For each good set of three numbers, there are three choices of card for each number, $3^3 = 27$ choices altogether.
That means there are $112 \times 27 = 3024 = 2^4 \times 3^3 \times 7$ good sets of three cards.
But there are $\binom{36}{3} = \frac{36\times 35\times 34}{3\times 2\times 1} = 7140$ ways to choose three cards without replacement from your $36$ cards.
As a result, the chance of drawing a good set of cards is
$$ \frac{3024}{7140} = 2^4\times 3^3\times 7\times \frac{3\times 2\times 1}{36\times 35\times 34} = \frac{36}{85}. $$
Without replacement - second alternative
Another way to count the number of "good" sets of three numbers chosen from $\{1, 2, 3, \ldots, 12\}$ is to choose any of those $12$ numbers first. This leaves a set of $9$ numbers that are consecutive around a clock face; choose $x < y$ from the set $\{1, 2, 3, \ldots, 8\}$, then choose the $x$th and $y+1$st of the $9$ consecutive numbers as the other two members of your set of three numbers; there are $\binom82 = 28$ choices for that step. This is guaranteed not to produce any two numbers that are adjacent around a clock face, but it produces each set three times (because any of the three numbers in the set can be the first one chosen). So we have a total of $$ \frac{12 \times 28}{3} = 112 $$ possible "good" sets of three numbers. For the rest of the calculation, follow the part of "without replacement - alternative method" after the step where we find that there are $112$ good sets of numbers.

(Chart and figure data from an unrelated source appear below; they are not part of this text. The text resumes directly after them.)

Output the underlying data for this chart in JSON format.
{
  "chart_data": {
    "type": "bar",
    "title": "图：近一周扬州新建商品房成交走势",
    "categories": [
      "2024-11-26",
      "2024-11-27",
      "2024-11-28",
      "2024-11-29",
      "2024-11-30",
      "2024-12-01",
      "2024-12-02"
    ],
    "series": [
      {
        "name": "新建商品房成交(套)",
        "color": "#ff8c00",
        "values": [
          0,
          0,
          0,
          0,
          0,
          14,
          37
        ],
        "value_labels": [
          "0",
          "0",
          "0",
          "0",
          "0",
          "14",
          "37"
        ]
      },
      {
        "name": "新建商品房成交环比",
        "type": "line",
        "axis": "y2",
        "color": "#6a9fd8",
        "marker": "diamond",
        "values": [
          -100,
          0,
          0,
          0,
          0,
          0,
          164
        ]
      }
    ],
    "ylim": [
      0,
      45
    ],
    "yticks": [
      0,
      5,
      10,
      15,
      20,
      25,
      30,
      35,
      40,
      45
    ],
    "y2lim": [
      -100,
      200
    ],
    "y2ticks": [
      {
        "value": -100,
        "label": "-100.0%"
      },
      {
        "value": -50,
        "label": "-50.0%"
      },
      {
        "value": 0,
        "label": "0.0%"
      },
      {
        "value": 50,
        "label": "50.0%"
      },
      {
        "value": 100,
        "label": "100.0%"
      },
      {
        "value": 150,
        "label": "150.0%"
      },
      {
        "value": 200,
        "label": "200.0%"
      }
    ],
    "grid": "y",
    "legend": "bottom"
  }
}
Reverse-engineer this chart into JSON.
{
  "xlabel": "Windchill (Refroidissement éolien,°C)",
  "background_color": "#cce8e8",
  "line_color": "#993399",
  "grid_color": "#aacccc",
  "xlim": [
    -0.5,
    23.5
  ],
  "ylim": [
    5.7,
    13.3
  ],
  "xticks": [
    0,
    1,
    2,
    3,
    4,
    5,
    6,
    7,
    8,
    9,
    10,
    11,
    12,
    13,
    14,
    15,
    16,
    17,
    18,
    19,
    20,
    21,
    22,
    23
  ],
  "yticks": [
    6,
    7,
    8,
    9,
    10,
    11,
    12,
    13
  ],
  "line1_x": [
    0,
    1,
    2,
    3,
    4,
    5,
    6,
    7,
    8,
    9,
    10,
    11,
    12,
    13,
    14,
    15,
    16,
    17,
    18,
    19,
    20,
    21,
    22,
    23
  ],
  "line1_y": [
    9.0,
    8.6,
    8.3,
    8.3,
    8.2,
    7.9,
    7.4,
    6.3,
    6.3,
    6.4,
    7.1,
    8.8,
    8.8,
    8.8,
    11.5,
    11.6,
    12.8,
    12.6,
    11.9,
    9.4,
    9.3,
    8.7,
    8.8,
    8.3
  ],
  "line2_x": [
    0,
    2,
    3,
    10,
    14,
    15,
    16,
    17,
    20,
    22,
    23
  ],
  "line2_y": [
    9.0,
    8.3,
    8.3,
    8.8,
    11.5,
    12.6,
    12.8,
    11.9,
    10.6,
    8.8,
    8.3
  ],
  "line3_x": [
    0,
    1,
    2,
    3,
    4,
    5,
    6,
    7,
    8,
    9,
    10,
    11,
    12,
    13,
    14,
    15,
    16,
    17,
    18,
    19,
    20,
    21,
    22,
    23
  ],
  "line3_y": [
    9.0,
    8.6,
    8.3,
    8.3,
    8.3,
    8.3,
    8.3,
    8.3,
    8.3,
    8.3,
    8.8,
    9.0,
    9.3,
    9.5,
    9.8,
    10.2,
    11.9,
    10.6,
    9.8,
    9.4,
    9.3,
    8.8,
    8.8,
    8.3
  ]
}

With replacement - alternative method
With replacement, you are really just doing three repetitions of choosing a number uniformly from the set $\{1, 2, 3, \ldots, 12\}.$ Each number has a $\frac1{12}$ chance of being chosen each time, independent of the other two choices. So we can say the second card "ruins" the set in just $3$ ways out of the $12$ possible choices of the second card. Another way to put this is, when working out the probabilities with replacement, instead of writing $\frac{9}{36}$ we can write $\frac{3}{12}$, instead of writing $\frac{15}{36}$ we can write $\frac{5}{12}$, and so forth.